Adventures, tender, humorous and violent, are the lot of Ross Bodine and Frank Post, as they try to figure out in their prosaic way the meaning of their lives. During the process, they become true friends, to the death.
The event which dooms them is a foolish night of pleasure (one they postponed back home) ending in a poker game gone bad. But the event they will remember is when both of them, in the high snow country of Wyoming, separate from a racing herd a desperately needed wild horse, which Ross breaks and makes saddle worthy.
This scene was planned for dry ground, but when Edwards' production crew reached the site, it had snowed. Both Holden, 52, and O'Neal, 30, agreed that if they could do it before a hard icy crust formed on the field, they would perform the sequence on the spot themselves. That is Holden riding the wild horse in many of those scenes; the pair of them roping the horse. It is one of the most beautiful outdoor action pieces I have ever witnessed.
Following an Intermission with Entr 'Act for piano, penny whistle and orchestra, the story plays itself out to its inevitable conclusion.
No, WILD ROVERS did not copy THE WILD BUNCH, released two years earlier; it is a much smaller, less aggressive film.
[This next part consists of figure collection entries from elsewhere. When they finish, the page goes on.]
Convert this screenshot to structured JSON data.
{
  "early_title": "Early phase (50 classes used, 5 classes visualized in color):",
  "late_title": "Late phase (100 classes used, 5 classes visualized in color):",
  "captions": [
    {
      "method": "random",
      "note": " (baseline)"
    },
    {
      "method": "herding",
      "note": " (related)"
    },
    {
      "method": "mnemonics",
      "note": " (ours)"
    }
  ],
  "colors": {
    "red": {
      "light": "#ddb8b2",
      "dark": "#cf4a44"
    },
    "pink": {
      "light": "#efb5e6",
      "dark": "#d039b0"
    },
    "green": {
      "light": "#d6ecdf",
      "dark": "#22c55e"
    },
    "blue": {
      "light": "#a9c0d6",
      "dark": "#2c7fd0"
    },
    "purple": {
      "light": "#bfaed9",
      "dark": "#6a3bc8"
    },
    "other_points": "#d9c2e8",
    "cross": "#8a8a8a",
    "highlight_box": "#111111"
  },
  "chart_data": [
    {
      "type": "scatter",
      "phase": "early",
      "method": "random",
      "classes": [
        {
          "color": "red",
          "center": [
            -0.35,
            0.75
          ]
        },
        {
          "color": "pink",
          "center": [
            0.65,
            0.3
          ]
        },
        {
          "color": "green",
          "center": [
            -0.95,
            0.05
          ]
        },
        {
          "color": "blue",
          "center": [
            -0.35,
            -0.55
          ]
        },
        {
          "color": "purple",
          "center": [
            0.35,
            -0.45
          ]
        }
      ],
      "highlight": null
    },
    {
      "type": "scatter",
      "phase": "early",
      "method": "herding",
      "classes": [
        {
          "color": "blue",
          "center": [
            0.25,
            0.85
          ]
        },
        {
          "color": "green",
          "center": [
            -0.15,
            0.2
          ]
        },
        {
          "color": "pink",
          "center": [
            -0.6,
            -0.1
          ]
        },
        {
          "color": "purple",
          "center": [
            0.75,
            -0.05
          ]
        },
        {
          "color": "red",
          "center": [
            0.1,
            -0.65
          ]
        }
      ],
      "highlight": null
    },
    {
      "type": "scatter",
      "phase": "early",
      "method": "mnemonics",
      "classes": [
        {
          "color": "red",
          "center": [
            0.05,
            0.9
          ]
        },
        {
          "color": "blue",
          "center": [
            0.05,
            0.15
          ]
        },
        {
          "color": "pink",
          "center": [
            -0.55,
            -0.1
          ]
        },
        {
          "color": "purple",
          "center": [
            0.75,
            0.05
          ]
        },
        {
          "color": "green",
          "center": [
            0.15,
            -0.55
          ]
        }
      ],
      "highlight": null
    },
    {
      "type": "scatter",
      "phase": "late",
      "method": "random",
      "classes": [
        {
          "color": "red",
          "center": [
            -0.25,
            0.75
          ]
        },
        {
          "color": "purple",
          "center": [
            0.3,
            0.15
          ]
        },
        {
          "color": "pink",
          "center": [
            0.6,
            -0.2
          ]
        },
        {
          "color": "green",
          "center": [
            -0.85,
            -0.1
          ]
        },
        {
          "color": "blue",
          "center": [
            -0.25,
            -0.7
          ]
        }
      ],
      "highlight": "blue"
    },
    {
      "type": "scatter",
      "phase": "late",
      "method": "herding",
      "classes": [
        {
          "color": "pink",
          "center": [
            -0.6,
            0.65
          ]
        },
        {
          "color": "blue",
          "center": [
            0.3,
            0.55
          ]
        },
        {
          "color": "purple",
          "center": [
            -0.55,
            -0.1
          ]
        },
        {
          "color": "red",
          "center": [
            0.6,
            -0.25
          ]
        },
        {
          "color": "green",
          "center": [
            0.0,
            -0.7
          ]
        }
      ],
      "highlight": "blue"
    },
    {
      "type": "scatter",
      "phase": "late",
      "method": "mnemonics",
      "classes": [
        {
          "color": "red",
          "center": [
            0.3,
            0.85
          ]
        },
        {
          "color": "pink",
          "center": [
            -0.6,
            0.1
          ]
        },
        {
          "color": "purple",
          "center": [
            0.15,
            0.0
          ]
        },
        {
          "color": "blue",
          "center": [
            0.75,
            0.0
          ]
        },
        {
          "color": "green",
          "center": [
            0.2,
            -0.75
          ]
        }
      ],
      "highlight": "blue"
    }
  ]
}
Nor are Ross Bodine and Frank Post much like BUTCH CASSIDY AND THE SUNDANCE KID. The comparison is, as I've said, with OF MICE AND MEN, in characterization, relationships, study of class; and perhaps, for the mood of the mise-en-scene, with Altman's MCCABE AND MRS MILLER (also shot in 1971). However, WILD ROVERS does have an uncanny affinity with parts of LONESOME DOVE (Wincer), which was done nearly 20 years later.
Insist on the restored 138 minute edition of this lovely film, not the cowardly producers' 109 minute travesty.